East African Community
The EAC is one of the leading regional economic organizations in sub-Saharan Africa and has made great strides in recent years toward integrating the economies of its member states. It has established a free trade area and a customs union and is working toward a common market.
On July 16, 2008, the United States and the East African Community (EAC) signed a United States-EAC TIFA in Washington, DC. Trade ministers and other senior officials from the five EAC member states - Burundi, Kenya, Rwanda, Tanzania, and Uganda - witnessed the signing.
The purpose of the TIFA is to strengthen the United States-EAC trade and investment relationship, expand and diversify bilateral trade, and improve the climate for business between U.S. and East African firms. The United States-EAC TIFA establishes regular, high-level talks on the full spectrum of United States-EAC trade and investment topics, including the African Growth and Opportunity Act (AGOA), the World Trade Organization's Doha Round, trade facilitation issues, and trade capacity building assistance.
U.S.-EAC Trade Facts
The United States has $1.8 billion in total (two way) goods trade with the Eastern African Community (EAC) during 2013. Exports totaled $1.2 billion; Imports totaled $597 million; The U.S. goods trade surplus with the EAC was $642 million in 2013.
U.S. goods exports to the EAC in 2013 were $1.2 billion, up 28.4% ($274 million) from 2012.
EAC countries combined would have been the United States' 73rd largest goods export market in 2013.
The U.S. export markets in EAC for 2013 were: Kenya ($651 million), Tanzania ($420 million), Uganda ($125 million), Rwanda ($25 million), and Burundi ($17 million).
The top export categories (2-digit HS) in 2013 were: Aircraft ($340 million), Machinery ($200 million), Electrical Machinery ($108 million), Optic and Medical Instruments ($94 million), and Pharmaceutical Products ($54 million).

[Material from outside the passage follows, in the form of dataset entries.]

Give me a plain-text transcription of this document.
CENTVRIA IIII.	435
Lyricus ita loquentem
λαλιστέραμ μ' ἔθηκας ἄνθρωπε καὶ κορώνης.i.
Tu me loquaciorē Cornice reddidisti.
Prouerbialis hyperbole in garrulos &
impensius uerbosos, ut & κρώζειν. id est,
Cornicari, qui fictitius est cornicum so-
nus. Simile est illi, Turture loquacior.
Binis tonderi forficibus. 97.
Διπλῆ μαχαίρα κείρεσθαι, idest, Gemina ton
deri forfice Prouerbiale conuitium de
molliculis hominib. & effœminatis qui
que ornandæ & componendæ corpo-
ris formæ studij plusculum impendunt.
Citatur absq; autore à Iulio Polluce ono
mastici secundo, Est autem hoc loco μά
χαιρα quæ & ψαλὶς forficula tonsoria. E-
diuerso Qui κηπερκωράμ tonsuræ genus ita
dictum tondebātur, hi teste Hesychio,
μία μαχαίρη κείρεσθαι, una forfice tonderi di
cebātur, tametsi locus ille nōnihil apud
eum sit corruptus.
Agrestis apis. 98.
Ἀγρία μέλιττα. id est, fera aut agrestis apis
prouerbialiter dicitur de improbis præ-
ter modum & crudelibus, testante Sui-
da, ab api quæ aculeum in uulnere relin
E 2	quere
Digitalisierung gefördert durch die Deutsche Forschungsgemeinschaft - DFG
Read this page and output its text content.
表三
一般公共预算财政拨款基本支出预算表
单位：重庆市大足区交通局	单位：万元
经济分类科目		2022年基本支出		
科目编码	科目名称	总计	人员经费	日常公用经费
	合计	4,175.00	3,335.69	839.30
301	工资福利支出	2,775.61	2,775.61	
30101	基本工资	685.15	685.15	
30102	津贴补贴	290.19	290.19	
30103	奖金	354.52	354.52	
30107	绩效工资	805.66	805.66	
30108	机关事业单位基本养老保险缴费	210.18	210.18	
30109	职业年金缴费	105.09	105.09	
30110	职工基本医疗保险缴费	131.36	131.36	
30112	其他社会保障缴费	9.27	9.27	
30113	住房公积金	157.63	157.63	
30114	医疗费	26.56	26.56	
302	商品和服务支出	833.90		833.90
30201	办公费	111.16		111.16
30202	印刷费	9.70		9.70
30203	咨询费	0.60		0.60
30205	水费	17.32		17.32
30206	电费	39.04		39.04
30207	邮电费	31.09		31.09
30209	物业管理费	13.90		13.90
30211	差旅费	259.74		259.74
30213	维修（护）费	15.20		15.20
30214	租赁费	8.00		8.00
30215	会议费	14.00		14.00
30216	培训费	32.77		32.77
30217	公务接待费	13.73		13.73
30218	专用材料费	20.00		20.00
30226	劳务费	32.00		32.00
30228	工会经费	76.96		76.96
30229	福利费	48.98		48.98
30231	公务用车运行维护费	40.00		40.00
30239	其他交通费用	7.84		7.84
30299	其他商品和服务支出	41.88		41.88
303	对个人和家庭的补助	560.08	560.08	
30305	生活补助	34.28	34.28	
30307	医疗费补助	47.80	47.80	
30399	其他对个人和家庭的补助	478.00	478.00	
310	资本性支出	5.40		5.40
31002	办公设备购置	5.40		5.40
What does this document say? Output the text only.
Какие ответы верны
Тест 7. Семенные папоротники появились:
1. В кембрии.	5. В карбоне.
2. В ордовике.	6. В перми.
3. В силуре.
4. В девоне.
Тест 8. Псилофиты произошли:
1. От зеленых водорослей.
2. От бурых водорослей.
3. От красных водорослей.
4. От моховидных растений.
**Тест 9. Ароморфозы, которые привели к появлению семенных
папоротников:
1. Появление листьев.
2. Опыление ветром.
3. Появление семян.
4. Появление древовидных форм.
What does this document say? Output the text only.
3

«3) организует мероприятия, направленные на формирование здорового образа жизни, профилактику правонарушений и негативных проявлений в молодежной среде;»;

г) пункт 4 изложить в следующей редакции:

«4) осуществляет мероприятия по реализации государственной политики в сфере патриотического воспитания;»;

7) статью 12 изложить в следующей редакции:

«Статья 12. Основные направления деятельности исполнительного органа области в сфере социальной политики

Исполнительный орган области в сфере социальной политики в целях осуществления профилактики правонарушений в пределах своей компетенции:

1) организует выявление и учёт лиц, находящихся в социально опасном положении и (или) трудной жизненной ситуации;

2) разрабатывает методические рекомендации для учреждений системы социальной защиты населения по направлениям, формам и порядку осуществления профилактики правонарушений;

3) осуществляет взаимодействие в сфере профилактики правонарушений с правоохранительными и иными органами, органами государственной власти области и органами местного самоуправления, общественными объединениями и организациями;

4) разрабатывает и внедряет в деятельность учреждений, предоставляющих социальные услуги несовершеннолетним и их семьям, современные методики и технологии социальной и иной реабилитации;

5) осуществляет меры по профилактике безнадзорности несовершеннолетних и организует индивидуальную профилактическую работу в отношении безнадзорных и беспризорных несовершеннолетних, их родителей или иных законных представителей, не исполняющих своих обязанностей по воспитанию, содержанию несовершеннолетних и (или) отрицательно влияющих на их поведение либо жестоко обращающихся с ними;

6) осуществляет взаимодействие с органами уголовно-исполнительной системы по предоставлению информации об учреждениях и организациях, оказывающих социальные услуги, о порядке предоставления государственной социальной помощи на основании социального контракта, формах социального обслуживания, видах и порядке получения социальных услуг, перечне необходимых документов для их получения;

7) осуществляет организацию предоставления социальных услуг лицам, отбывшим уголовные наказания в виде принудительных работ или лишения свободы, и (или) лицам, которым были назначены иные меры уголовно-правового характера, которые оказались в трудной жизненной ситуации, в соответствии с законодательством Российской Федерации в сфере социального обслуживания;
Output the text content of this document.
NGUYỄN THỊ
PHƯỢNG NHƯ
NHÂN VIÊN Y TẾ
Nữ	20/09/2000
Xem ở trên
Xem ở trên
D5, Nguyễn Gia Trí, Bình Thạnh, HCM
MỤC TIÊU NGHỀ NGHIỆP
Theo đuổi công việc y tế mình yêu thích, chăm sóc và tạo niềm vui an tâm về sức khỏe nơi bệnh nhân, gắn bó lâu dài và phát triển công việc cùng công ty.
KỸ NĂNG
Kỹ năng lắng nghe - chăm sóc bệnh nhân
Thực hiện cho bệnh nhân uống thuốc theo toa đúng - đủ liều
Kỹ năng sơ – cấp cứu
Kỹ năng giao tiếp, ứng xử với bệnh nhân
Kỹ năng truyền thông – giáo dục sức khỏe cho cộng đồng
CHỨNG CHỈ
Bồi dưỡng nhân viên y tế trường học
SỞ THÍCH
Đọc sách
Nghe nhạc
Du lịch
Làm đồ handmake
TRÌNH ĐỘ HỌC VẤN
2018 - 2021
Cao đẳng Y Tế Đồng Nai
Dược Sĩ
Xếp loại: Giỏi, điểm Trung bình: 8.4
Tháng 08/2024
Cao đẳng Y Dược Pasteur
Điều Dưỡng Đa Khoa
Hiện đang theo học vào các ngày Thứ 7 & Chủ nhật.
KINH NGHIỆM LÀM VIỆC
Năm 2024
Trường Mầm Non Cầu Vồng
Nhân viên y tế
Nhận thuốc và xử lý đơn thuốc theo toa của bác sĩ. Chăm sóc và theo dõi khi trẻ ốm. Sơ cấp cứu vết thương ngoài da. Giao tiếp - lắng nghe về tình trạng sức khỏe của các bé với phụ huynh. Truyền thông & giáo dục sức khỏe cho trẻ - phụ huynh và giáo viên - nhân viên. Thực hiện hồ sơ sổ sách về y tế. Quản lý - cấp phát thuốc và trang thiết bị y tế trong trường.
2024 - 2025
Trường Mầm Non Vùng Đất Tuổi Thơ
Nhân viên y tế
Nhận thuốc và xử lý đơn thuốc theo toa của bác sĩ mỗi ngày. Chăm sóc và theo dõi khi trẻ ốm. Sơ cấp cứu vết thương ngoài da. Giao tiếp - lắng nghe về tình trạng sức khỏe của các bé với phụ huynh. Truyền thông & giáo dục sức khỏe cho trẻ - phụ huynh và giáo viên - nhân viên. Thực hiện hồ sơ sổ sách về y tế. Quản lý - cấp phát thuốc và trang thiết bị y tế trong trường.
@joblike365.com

U.S. exports of agricultural products to EAC countries totaled $127 million in 2013. Leading categories include: pulses ($23 million), coarse grains ($22 million).
U.S. goods imports from the EAC countries totaled $597 million in 2013, up 3.5% ($20 million) from 2012.
EAC countries combined would have been the United States’ 88th largest goods import supplier in 2013.
The U.S. import suppliers from the EAC for 2013 were: Kenya ($451 million), Tanzania ($70 million), Uganda ($47 million), Rwanda ($24 million), and Burundi ($4 million).
The five largest categories in 2013 were: Knit Apparel ($171 million), Woven Apparel ($148 million), Spices, Coffee, and Tea (mostly coffee) ($119 million), Edible Fruit and Nuts (macadamia nuts) ($31 million), and Precious Stones ($22 million).
U.S. imports of agricultural products from EAC countries totaled $185 million in 2013. Leading category include: coffee (unroasted) ($111 million), and tree nuts ($31 million).
Balance of Merchandise Trade
The U.S. goods trade surplus with EAC was $ 642 million in 2013, a 65.6% increase ($254 million) over 2012.
U.S. foreign direct investment (FDI) in EAC (stock) was $678 million in 2012 (latest data available).